Janet Trout feels underpaid and underappreciated.
She puts in a full day's work next to her husband, Joseph 29, on a construction lot five days a week and then some. The Trouts who have their own two person company, drill holes 30 to 60 feet underground to hold elevator hydraulic jacks, which make elevators go up and down.
The work is demanding, but that's not the problem.
The problem is that Janet 27, the firm's sole employe. cannot get a union card from the International Union of Elevator Construction even though she has two years' experience doing what other union members do and has tried for more than six weeks to gain membership
"I'm out there doing the work, getting dirty. I don't see why I can't get paid just like everybody else." said Janet. who could double her pay by working at union scale. "I'm not hard to get along with, I just want my card."

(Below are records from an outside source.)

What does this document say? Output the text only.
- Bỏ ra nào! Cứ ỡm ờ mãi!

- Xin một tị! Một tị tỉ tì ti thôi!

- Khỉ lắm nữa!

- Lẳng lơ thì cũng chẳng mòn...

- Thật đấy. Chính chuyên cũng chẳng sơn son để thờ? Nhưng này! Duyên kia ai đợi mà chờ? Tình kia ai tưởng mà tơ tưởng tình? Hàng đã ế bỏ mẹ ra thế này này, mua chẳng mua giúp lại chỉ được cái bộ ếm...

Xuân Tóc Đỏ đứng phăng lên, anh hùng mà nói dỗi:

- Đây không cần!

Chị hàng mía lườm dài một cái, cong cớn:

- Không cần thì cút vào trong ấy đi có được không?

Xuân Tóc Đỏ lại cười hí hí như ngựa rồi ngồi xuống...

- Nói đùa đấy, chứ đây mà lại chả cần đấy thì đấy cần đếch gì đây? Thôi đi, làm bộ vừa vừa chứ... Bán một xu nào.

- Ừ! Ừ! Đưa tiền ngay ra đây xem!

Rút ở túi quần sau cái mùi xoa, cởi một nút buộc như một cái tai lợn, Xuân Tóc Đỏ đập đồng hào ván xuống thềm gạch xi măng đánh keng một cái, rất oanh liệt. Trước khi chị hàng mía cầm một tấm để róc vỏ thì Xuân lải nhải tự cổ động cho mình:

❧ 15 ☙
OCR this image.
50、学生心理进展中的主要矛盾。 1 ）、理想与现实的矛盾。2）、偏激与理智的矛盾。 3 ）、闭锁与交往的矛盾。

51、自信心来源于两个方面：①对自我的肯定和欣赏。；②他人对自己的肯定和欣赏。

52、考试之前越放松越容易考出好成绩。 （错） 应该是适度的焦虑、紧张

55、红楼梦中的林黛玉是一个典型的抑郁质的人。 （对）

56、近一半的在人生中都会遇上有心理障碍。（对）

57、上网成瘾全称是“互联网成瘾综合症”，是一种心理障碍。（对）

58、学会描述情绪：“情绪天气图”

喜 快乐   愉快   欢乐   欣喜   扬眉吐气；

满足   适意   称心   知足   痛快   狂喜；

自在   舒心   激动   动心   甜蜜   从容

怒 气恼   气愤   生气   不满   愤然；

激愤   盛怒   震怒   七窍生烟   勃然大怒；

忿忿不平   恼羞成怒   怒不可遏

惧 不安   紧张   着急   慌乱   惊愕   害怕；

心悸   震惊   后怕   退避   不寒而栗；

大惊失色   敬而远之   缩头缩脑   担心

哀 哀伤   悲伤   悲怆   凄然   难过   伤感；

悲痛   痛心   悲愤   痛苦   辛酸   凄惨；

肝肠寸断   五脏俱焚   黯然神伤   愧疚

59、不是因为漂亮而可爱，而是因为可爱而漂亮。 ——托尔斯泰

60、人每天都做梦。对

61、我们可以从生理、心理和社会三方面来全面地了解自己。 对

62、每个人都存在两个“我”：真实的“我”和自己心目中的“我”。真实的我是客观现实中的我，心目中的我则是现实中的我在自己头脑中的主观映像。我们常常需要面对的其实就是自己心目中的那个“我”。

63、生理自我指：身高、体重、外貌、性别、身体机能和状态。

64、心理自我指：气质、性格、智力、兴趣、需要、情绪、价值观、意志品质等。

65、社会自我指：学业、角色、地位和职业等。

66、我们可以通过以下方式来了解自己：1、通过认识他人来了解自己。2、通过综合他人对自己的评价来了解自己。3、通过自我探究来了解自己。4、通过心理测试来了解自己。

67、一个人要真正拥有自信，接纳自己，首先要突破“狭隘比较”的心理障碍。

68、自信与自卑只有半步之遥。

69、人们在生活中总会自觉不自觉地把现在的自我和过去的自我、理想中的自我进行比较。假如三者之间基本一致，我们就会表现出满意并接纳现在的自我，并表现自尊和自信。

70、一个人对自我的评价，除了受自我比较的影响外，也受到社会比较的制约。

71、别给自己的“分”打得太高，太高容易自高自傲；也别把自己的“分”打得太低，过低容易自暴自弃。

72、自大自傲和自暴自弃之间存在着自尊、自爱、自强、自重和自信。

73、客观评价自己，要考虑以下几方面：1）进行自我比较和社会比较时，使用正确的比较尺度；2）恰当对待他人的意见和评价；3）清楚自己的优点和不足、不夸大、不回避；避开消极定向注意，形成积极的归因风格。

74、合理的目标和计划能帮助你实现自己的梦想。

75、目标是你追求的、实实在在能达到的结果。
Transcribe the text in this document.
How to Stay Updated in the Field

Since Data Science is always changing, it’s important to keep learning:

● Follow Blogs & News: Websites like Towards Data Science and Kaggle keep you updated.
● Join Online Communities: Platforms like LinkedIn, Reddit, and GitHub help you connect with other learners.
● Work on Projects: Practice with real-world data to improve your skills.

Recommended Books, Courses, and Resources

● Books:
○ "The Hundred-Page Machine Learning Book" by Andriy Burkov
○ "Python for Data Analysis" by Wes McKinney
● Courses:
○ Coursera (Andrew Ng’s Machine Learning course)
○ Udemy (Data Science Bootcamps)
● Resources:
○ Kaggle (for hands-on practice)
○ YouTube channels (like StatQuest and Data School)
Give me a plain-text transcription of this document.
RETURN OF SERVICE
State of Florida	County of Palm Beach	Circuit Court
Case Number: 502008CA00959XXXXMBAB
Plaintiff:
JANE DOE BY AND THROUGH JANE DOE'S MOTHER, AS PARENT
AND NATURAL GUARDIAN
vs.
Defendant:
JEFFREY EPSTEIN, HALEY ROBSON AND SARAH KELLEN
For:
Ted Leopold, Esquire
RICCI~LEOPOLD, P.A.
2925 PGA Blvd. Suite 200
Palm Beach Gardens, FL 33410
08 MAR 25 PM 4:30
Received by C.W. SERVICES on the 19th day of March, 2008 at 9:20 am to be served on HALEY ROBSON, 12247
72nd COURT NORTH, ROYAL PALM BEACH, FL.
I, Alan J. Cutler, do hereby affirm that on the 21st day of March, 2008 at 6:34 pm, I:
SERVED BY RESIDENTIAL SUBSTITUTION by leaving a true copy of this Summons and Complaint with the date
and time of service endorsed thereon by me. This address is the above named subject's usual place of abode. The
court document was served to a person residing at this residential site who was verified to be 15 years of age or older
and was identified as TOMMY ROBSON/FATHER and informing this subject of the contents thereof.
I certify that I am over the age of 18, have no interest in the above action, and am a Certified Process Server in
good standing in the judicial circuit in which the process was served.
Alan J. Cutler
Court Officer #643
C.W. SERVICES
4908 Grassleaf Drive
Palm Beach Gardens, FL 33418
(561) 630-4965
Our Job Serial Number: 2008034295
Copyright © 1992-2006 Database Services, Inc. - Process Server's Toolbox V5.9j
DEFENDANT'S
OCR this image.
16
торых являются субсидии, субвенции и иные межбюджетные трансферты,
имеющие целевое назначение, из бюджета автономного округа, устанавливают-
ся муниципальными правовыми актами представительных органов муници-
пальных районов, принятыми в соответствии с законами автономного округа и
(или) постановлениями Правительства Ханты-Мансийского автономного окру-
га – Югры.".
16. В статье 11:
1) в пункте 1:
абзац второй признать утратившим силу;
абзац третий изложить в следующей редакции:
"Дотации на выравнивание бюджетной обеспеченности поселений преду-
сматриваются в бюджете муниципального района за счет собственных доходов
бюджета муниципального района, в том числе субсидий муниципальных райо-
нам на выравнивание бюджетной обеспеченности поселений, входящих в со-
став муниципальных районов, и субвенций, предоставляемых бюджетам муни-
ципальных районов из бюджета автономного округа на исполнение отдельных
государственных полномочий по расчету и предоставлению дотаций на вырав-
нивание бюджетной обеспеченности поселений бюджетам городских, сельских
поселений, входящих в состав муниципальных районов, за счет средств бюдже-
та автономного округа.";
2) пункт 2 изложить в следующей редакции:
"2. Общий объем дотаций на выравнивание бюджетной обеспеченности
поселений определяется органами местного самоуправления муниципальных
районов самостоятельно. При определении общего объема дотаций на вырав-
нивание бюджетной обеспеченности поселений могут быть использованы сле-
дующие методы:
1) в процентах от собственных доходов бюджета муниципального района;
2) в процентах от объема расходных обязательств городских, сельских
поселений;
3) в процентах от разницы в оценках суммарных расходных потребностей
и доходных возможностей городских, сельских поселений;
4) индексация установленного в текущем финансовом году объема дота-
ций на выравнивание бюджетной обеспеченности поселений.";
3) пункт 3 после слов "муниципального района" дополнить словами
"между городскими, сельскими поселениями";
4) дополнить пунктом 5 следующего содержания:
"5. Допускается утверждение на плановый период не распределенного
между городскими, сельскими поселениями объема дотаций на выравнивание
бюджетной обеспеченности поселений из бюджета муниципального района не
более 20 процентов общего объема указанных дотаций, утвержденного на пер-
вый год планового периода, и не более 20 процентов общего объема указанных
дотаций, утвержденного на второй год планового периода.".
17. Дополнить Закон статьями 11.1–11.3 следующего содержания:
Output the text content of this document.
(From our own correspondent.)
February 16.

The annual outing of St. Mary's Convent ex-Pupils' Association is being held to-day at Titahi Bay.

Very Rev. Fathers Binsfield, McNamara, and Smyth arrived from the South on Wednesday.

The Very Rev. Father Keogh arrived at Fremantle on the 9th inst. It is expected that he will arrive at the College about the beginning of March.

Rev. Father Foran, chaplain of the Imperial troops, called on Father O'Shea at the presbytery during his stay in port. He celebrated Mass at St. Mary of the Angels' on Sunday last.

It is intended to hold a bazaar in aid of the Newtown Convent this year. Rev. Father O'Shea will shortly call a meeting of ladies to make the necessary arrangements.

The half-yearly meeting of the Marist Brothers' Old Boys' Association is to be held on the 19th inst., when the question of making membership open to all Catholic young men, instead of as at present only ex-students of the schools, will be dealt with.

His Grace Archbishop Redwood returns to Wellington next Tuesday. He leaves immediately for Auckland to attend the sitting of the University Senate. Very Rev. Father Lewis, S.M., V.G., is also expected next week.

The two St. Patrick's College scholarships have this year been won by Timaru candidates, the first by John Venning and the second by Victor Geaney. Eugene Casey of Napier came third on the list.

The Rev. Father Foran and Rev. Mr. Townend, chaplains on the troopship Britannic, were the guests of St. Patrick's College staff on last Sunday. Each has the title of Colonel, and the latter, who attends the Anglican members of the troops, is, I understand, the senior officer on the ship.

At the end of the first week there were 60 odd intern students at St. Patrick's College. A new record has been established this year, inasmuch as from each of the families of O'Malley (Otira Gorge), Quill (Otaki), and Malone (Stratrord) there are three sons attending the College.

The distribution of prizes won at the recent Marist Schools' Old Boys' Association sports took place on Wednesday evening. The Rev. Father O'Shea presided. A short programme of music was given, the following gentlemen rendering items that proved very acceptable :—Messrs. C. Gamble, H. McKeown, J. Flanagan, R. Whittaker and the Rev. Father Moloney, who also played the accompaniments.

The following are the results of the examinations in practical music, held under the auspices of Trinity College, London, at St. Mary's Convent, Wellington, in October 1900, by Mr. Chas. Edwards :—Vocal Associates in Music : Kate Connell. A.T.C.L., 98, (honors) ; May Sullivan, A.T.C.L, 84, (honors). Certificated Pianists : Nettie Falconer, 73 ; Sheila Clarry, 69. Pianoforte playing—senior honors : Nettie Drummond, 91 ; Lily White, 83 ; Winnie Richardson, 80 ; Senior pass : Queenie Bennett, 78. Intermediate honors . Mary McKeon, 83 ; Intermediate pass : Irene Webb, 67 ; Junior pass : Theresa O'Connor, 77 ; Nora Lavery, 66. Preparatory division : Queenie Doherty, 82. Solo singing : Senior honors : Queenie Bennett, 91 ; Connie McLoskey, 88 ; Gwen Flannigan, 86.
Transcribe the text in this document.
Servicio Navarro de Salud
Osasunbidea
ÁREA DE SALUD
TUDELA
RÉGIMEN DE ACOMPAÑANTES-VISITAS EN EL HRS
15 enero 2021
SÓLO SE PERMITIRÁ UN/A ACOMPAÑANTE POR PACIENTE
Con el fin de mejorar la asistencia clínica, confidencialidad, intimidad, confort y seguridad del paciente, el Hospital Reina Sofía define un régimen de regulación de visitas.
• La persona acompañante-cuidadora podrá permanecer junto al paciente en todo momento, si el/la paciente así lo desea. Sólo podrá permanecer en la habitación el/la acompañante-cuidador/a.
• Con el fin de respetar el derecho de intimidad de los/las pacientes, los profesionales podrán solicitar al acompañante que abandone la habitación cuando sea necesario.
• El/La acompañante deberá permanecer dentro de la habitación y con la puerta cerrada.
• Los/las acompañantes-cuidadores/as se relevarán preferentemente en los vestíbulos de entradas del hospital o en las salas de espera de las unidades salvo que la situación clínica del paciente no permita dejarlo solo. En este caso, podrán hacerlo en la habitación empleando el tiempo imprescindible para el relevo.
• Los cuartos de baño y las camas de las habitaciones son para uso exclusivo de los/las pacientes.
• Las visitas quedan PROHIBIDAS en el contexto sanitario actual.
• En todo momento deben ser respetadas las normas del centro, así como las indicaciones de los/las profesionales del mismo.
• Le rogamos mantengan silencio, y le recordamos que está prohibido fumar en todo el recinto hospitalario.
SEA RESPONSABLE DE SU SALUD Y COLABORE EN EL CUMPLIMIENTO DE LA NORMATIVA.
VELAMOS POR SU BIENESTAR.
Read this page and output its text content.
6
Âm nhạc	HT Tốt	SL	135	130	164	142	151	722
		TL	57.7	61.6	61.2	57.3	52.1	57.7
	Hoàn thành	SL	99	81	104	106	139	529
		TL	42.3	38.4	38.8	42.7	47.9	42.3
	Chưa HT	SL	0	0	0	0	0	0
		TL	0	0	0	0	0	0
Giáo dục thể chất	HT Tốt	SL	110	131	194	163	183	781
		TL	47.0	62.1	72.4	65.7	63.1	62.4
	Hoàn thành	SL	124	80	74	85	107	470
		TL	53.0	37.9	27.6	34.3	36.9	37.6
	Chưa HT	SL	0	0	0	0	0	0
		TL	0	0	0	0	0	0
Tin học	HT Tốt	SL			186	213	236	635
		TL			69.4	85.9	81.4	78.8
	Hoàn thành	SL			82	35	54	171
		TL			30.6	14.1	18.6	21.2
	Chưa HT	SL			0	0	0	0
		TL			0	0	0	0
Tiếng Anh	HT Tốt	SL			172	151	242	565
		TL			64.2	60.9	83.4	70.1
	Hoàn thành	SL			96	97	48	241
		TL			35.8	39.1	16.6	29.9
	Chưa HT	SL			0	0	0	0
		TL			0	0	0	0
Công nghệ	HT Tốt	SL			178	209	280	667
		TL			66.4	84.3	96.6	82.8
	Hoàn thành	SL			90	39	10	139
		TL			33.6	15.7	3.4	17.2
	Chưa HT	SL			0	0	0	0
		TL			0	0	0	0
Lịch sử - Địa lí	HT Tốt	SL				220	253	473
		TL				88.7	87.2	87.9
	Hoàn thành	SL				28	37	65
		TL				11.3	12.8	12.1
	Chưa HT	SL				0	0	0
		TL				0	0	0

Janet contends that her problem has to do with the fact that she's a woman, an argument rejected by John N. Russell, general secretary-treasurer of the small, 18,900-member union. He insists his Columbia-based organization does not discriminate against women or minorities.
The union's Washington local has no female members. Two women were scheduled to be tested this week for membership as "probationary helpers," an official of the local said.
"The international union doesn't just give cards to anyone," Russell said. "The (Trout's) company has to sign a standard collective bargaining agreement."
Under collective bargaining agreements, however, anyone who owns more than just 10 percent of a company cannot become a union member, according to Bob Templeton, president of theunion's Washington local No. 10.
That's deepens the couple's predicament since Joseph, who the Trouts said owns the company, wants a union card too.
Janet could sign up with the union for a card that would allow her to start as a probationary helper to a driller, Templeton said. "I can assure you if Mrs. Trout, or Ms. Trout, is looking for a job we will accept her application just as would accept anyone."
But Janet has worked as a fulltime driller for two years and believes she ought to be able to become a full fledge driller or "mechanic" if a collective bargaining agreement is worked out with her husband's company.
The Trouts contend that when other companies have signed collective bargaining agreements in the past, their employes immediately were offered full mechanic cards, allowing them to earn twice the salary of probationary helpers.
The Trouts say they are ready to sign a collective bargaining agreement and would place their company's stock in the name of one of their children in order to get union cards - and higher pay. They also said they would join the union immediately, if anyone from the union would return their phone calls and letters.
They have never been to Templeton's office although they said they have left telephone messages that have not been answered since early June and mailed certified letters to Templeton and international president E. A. Treadway.
Treadway and his assistant, Jerome A. Mullett, did not return telephone calls from a reporter.
The Trouts continue to get jobs from building contractors despite their lack of union cards. But under collective bargaining agreements signed by the contractors, the contractors are supposed to employ an elevator union stand-by man any time they hire nonunion drillers.
The stand-by man is a mechanic who is supposed to "supervise and assist" the work of nonunion employes, according to the standard agreement for 1977-1982 of the internation union. He is paid about $12 an hour.
Meanwhile , the Trouts' family lawyer, Lois H. Miller of Vienna, is looking into the possibility of legal action.
"She (Janet) is a very capable girl," said Miller. "She's not a trouble maker. She's just wants her card.